Coleman was determined to find a way to provide consistent, loving guidance, the kind he had experienced growing up in a close-knit family and later among the Marines. “I’ve always had opportunities. I felt a responsibility to give back,” he says. A work colleague suggested Big Brothers Big Sisters, considered the country’s most successful child-adult mentorship program.
“What blew my mind were the local Orange County chapter’s amazing, measurable results. Of the kids entering their program, 100 percent were going to graduate from high school, and 93 percent would matriculate at college,” he says.
The organization’s approach required hard work and money. A staff case manager pairs “Littles”—at-risk youths, aged 6 to 18—with “Bigs.” The kids’ experiences range from living in a single-parent household to dealing with incarcerated parents, domestic violence, neglect, and gang terror. Bigs are trained to be mentors and provide an open ear, empathetic heart, and good values to lay the groundwork for a stable future. That’s the serious side. Then there’s the fun stuff—an important element for many kids who’ve had too little of it in their lives. “There are kids who live 10 minutes from the ocean and have never seen the beach,” Coleman says.
Most Littles and Bigs spend one to two hours a week together. The expectation is that a relationship will last a year, but many never stop.
For the last three and a half years, Coleman’s efforts with BBBS Orange County have demonstrated that success takes place on many fronts. Instead of becoming a Big, he decided he could do more by using his salesmanship, leadership, and tech-savvy skills to fundraise, recruit mentors, organize, and host events to benefit thousands of kids. “If you address the problems of kids, society will have fewer issues down the road.

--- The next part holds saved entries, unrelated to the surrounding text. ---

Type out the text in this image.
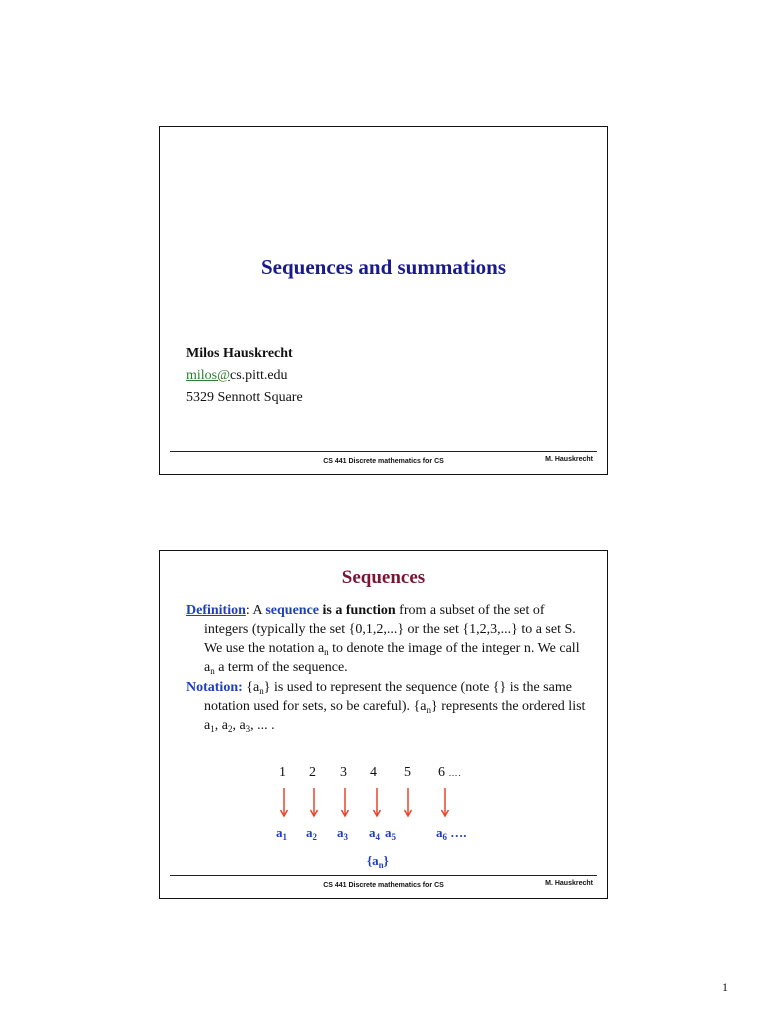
Sequences and summations
Milos Hauskrecht
milos@cs.pitt.edu
5329 Sennott Square
CS 441 Discrete mathematics for CS	M. Hauskrecht
Sequences

Definition: A sequence is a function from a subset of the set of integers (typically the set {0,1,2,...} or the set {1,2,3,...} to a set S. We use the notation $a_n$ to denote the image of the integer n. We call $a_n$ a term of the sequence.

Notation: $\{a_n\}$ is used to represent the sequence (note {} is the same notation used for sets, so be careful). $\{a_n\}$ represents the ordered list $a_1$, $a_2$, $a_3$, ... .

1 2 3 4 5 6 ….
$a_1$ $a_2$ $a_3$ $a_4$ $a_5$	$a_6$ ….
$\{a_n\}$
CS 441 Discrete mathematics for CS	M. Hauskrecht
1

There shouldn’t be a need for charities; kids or wounded warriors should be taken care of automatically,” he says.
Last year, BBBS Orange County mentored 2,050 children, which required more than $3 million, or about $1,500 per child, to find mentors, perform background checks, and train them. There’s a shortage of mentors; about 200 children per year never get off the wait list.
Coleman raised $150,000 last year. Most was raised through leading fundraising events, though his personal donations and event sponsorships alone funded the equivalent of 13 children. Last June, he organized his area’s first “Big for a Day.” The event, held in conjunction with the Orange County Association of REALTORS®, gave both generations a taste of BBBS’s rewards: 30 of the kids on the wait list enjoyed a day at a science center, and 30 REALTORS® tried out the role of mentor. He is repeating “Big for a Day” this fall with 80 participants.
The relationships and results that blossom inspire him to keep going, he says. Alex, 18, and his “Big” Derek have been together 11 years, with Derek providing the male role model that Alex and his single mom craved. Alex quickly found himself modeling behavior. “I watched how Derek washed his hands, studied at the library, got into college, and was fearless. He pushed me to go on a roller coaster; told me if I didn’t face my fears, I’d never achieve much or be independent,” says Alex, now an electrical engineering major at California State University.
Coleman keeps thinking up new ways to expand BBBS’s horizons. After convincing OCAR President Len Herman to involve his group’s 10,000 members to make the area’s BBBS chapter one of four prime charities, he began focusing on finding partners to work together nationally. “The only way we can build strong communities is by starting in our own backyard and building bigger,” he says. “We have to make a difference in the lives of these precious children.”